Surely this is a direct answer, and a very good one indeed.

For a senior representative of the development team to respond routinely to customer queries, provide helpful guidance, offer detailed insight into the philosophy and future plans of the program’s development, and even offer to do personal work such as reviewing scores, editing files, adapting templates and so on… these add up to a far higher level of customer service than I have ever encountered from any other software company. (Try making a similar request to, say, Adobe or Google and see what kind of response you get.)

To me, the fact that the team also engages directly with feature requests, often by saying “Thank you, you have a good point, and we will consider improving this behaviour in the future” is frankly amazing.

Of course it can be a bit disappointing to receive a response like that about something that you consider important. On occasion, it might seem that not only are OUR priorities FAR more obvious and important than everyone else’s, but that we also deserve to KNOW FOR SURE exactly WHEN and HOW those priorities will be addressed. But I think it’s also pretty clear how unfair that judgement is.

If I were you, I would give a friendly apology to Daniel for pissing him off, accept his kind and detailed responses as the end of the matter, and then either (a) enthusiastically await future improvements to the software, or (b) stop using the software, as you see fit.

I appreciate other members of the community leaping to my/our defence, but let’s please not pile on Stig/Musicmind. Thanks.

It is my observation, following many threads here, that one may not express one’s disappointment about software that is marketed and sold as “Pro” while some features are still half-baked. Let’s be honest, Dorico is not yet ready for an overall daily and professional use, or at least in a small area where it performs satisfactory. I know that followers of the Dorico tribe, will jump on me, as they did on Musicmind like a pack of wolves. He has the right to express his disappointment and they even go this far to lecture him into an apology? Wow, are we in kindergarten here? Don’t think so.

What I appreciate about this forum is the generally professional interaction between posters, even when there is sharp disagreement.

You’ve made repeatedly clear to everyone how much you dislike Dorico. But I’m sure any constructive contributions you could offer (to this discussion or any other) would be welcomed by the community here.
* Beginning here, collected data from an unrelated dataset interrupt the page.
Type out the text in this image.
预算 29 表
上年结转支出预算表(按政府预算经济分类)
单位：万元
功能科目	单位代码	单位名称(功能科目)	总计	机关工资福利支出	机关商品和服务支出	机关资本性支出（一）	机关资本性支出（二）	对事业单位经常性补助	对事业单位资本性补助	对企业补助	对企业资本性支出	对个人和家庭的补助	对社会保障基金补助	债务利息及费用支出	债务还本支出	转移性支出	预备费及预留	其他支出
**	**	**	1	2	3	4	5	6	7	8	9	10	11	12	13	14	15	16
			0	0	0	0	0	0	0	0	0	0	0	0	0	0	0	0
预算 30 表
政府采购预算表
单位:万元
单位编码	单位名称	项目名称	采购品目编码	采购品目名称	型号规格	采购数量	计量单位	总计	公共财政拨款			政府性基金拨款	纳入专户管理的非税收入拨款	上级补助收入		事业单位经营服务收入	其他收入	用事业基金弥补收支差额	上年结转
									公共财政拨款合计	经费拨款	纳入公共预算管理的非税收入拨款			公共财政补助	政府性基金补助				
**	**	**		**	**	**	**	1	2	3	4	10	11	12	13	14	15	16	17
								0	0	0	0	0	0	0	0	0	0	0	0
My view is that people are certainly very welcome to express disappointment, just as others are welcome to express satisfaction. Disagreements in this forum about Dorico’s performance are evidence of that. I am on record here on both sides of the fence :slight_smile:

As for my comments above, and suggested apology, that was nothing to do with the quality of the software at all, or to complaints about it. I was responding to the implication that Daniel and the other Steinberg employees here were not providing good customer service in their interactions with us. I do feel quite strongly that we get excellent service.